基金provided by the éPIC Foundation and the Montreal Heart Institute Foundation
文摘Purpose: The purpose of this study was to establish the relationship between various expressions of relative exercise intensity percentage of maximal oxygen uptake(%VO_(2max)), percentage of maximal heart rate(%HR_(max)), %VO_2 reserve(%VO_2R), and %HR reserve(%HRR)) in order to obtain the more appropriate method for exercise intensity prescription when using an immersible ergocycle(IE) and to propose a prediction equation to estimate oxygen consumption(VO_2) based on IE pedaling rate(rpm) for an individualized exercise training prescription.Methods: Thirty-three healthy participants performed incremental exercise tests on IE and dryland ergocycle(DE) at equal external power output(Pext).

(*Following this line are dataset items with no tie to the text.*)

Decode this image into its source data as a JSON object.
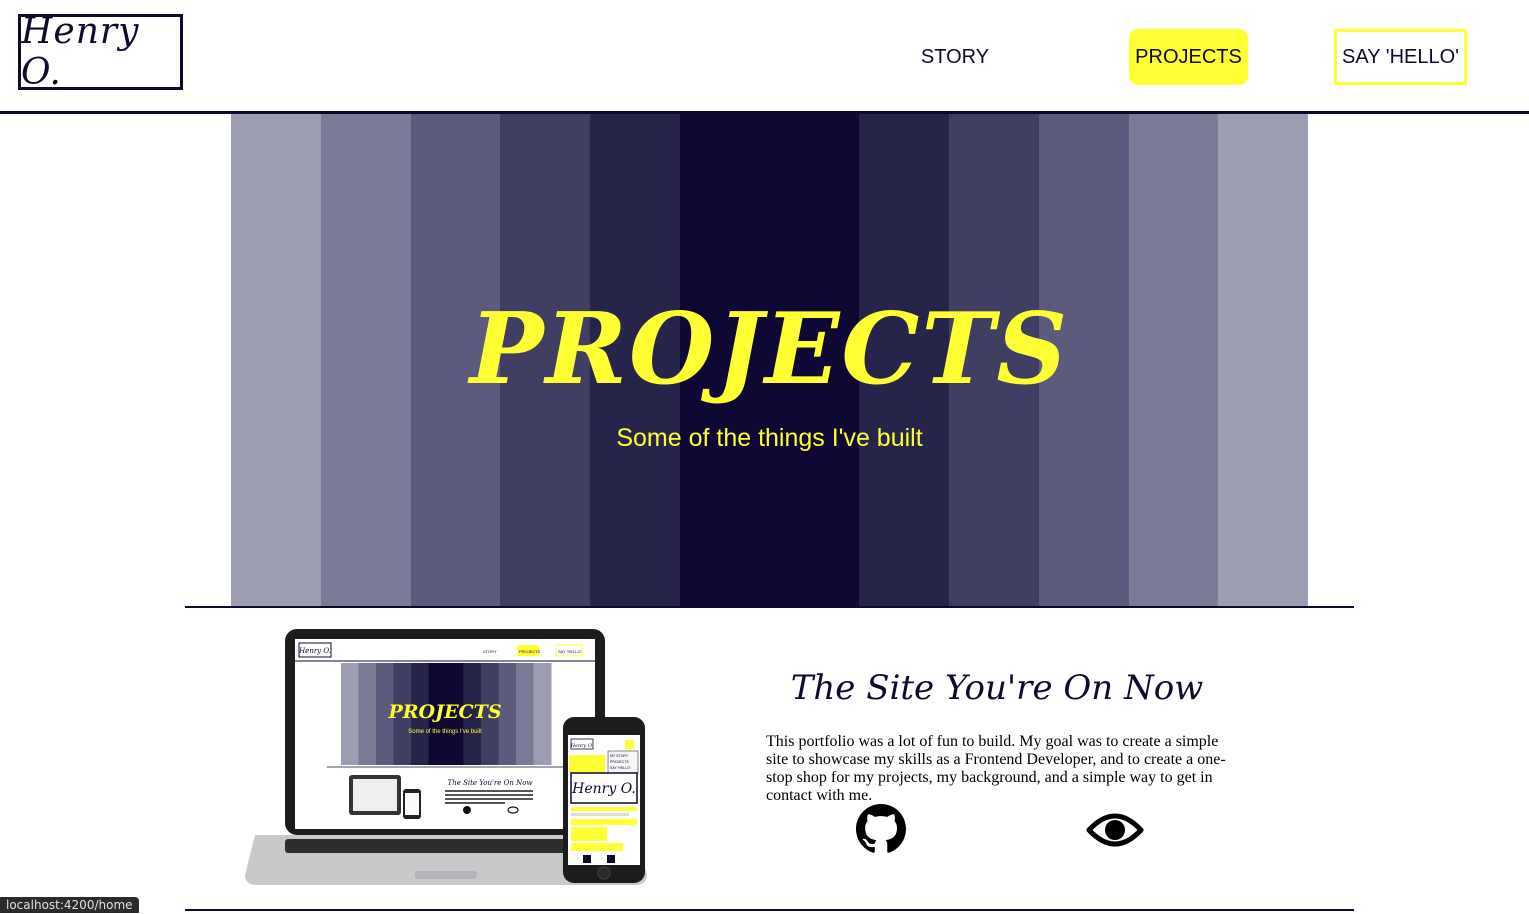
{
  "header": {
    "logo": "Henry O.",
    "nav": {
      "story": "STORY",
      "projects": "PROJECTS",
      "hello": "SAY 'HELLO'"
    }
  },
  "hero": {
    "title": "PROJECTS",
    "subtitle": "Some of the things I've built",
    "stripe_colors": [
      "#9c9cb3",
      "#7a7a97",
      "#5d5b7d",
      "#403f63",
      "#27244b",
      "#0f0834",
      "#0f0834",
      "#27244b",
      "#403f63",
      "#5d5b7d",
      "#7a7a97",
      "#9c9cb3"
    ]
  },
  "project": {
    "title": "The Site You're On Now",
    "description": "This portfolio was a lot of fun to build. My goal was to create a simple site to showcase my skills as a Frontend Developer, and to create a one-stop shop for my projects, my background, and a simple way to get in contact with me.",
    "mockup": {
      "laptop": {
        "logo": "Henry O.",
        "nav_story": "STORY",
        "nav_projects": "PROJECTS",
        "nav_hello": "SAY 'HELLO'",
        "title": "PROJECTS",
        "subtitle": "Some of the things I've built",
        "project_title": "The Site You're On Now"
      },
      "phone": {
        "logo": "Henry O.",
        "menu_story": "MY STORY",
        "menu_projects": "PROJECTS",
        "menu_hello": "SAY 'HELLO'"
      }
    },
    "links": {
      "github": "github-icon",
      "view": "eye-icon"
    }
  },
  "colors": {
    "navy": "#0e0a2e",
    "accent": "#ffff33"
  },
  "status_url": "localhost:4200/home"
}
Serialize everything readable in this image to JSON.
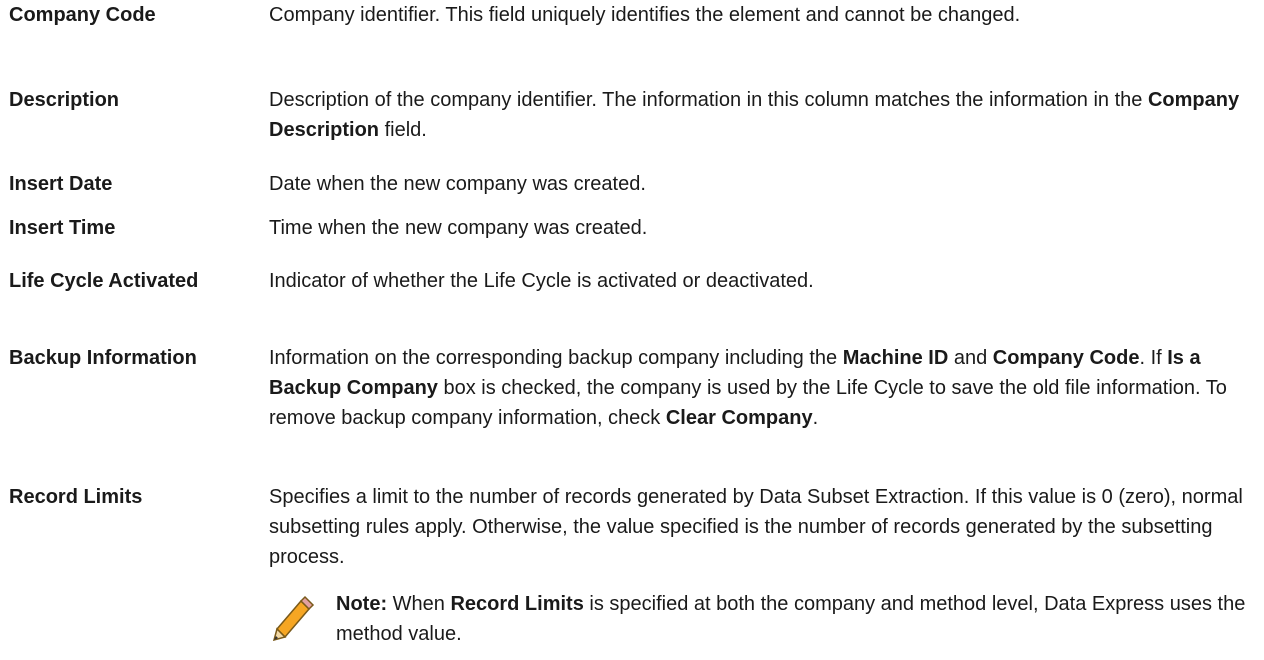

Exercise on IE began at 40 rpm and was increased by 10 rpm until exhaustion. Exercise on DE began with an initial load of 25 W and increased by 25 W/min until exhaustion. VO_2 was measured with a portable gas analyzer(COSMED K4b^2) during both incremental tests. On IE and DE, %VO_2R, %HRmax, and %HRR at equal Pext did not differ(p > 0.05).Results: The %HRR vs. %VO_2R regression for both IE and DE did not differ from the identity line %VO_2R IE = 0.99 × HRR IE(%) + 0.01(r^2= 0.91, SEE = 11%); %VO_2R DE = 0.94 × HRR DE(%) + 0.01(r^2= 0.94, SEE = 8%). Similar mean values for %HRmax, %VO_2R, and %HRR at equal Pext were observed on IE and DE. Predicted VO_2 obtained according to rpm on IE is represented by: VO_2(L/min) = 0.000542 × rpm2-0.026 × rpm + 0.739(r = 0.91, SEE = 0.319 L/min).Conclusion: The %HRR–%VO_2R relationship appears to be the most accurate for exercise training prescription on IE. This study offers new tools to better prescribe, control, and individualize exercise intensity on IE.